Companies are giving vendor management a fresh look in the wake of a massive supply chain attack, re-evaluating their security practices and contracts with third-party providers.
Suspected Russian hackers launched a malware campaign that was publicly announced in December, exploiting SolarWinds Corp. software and claiming Fortune 500 companies and government agencies as victims.
The attack has incentivized companies’ legal departments to look at contracts with third-party vendors anew to make sure they’re adhering to industry security standards and that proper indemnification provisions—compensation for harm or loss in a breach—are in place.
“This incident will have us rethinking contracts,” said Brian Kint, a privacy and data security attorney at Cozen O’Connor in Philadelphia. “If contracts don’t already have risk-shifting in them, you’re going to see that more and more.”
The hit has also reignited the importance of companies practicing proper cyber hygiene to guard against data loss and exfiltration—and has caused them to reconsider who gets to access their data and how, attorneys and cybersecurity professionals say.

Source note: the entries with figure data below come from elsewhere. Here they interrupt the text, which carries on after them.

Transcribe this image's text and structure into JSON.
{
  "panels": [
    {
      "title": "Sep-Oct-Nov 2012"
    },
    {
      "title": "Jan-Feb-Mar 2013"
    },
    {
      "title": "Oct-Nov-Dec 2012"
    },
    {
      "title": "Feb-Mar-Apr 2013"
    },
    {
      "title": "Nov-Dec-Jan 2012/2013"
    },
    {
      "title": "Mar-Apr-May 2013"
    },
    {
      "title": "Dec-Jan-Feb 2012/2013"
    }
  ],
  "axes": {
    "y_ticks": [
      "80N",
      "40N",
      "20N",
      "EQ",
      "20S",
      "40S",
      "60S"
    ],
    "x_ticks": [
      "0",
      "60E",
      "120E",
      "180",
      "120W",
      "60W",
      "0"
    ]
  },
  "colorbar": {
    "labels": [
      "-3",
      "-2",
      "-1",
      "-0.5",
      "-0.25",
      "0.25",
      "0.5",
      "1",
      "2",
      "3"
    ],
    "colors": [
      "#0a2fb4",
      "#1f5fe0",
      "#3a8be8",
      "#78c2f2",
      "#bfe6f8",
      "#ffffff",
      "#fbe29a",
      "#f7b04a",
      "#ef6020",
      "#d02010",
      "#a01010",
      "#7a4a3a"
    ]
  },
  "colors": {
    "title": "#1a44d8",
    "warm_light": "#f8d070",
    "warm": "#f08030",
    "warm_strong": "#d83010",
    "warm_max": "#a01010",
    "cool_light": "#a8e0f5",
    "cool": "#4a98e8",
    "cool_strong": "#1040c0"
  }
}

“Organizations are going to be upping their third-party management risk requirements even higher,” said Luke Tenery, a Chicago-based partner at StoneTurn, an advisory firm.
Vendor Due Diligence
Companies are looking into their contracts with third-party vendors to make sure there’s some sort of requirement to conduct security audits, said Al Chakravarty, co-chair of Snell & Wilmer LLP’s investigations, government enforcement, and white collar protection group in Denver.
Software contracts can include indemnification provisions that shift potential costs in the event of a breach from one party to another, and those may increase following a large-scale attack like the one on SolarWinds, he said.
“Typically indemnification standards have been either capped at however much money the contract was for or maybe a bit above that,” Chakravarty said. “That standard might change over time.”
Businesses and their in-house counsel should look at vendors’ incident history and ask them about their software patching process and the robustness of their security teams, Kint said.
Companies’ lawyers and information technology teams should ensure they have visibility over contractors and subcontractors, said Joseph Moreno, general counsel and chief compliance officer at SAP National Security Services.
Obligating subcontractors to tell client companies when they’re partnering with a different provider, or asking for permission first, can help companies better vet suppliers and mitigate supply chain risks, he said.
“Make sure they adhere to the same security standards your contractor is adhering to,” Moreno said. “That’s a key thing that’s probably been overlooked by people in the past.”
Ultimately, though, software developers need to increase their own security practices since companies can employ dozens of vendors for a variety of needs, and it’s difficult to continuously examine and vet them all, said Linn Freedman, a privacy and security partner at Robinson & Cole LLP in Providence, R.I.
Ideally, a supply chain should be so secure that when a business purchases a software product from a third party, it’s confident that each company has adopted appropriate privacy and security measures, she said.
“If we have to worry about the component parts as well, I’m not sure how companies can evaluate that risk,” Freedman said. “The companies that are in the best position to evaluate their own software security and component parts are the software makers themselves.”
Businesses are leveraging the concept of least privilege to minimize damage in the event a hacker gains unauthorized access into a system, said Neil Daswani, co-director of Stanford University’s Advanced Security Certification Program.
By giving third-party providers only access to the data sets or networks that they need to do their job, companies can better contain the damage a bad actor is able to inflict in the event a provider is compromised, he said.
The supply chain attack was sophisticated, but the vast majority of breaches result from common threats such as phishing, malware, software vulnerabilities, third-party compromises, unencrypted data, and employee mistakes, Daswani said.
“If you focus on the common root causes, you can significantly minimize the probability that you’re going to get hacked or breached,” Daswani said.
And in the event that a company’s systems are breached, having less customer data or other nonessential sensitive information on hand can mitigate security and legal risks.
“Data minimization is a really great practical control,” said Troy Hunt, information security specialist and security adviser for NordVPN. “If you don’t have the data, you can’t lose it.”
In wake of the attack, security professionals will be much more hands-on until they regain their footing on how they monitor their systems, Tenery said. Organizations are “spun up” doing due diligence despite being stretched thin from COVID-19 and work-from-home security concerns, he said.
“It’ll take time, but there are strategies like network segregation that will aid in limiting the impact of these types of attacks in the future,” Tenery said.
Moreno said the SolarWinds attack creates an opportunity for businesses to dig deep, including into their cybersecurity and information technology vendor relationships.
“It’s certainly a reminder that you’re only as strong as the weakest link in the supply chain,” he said.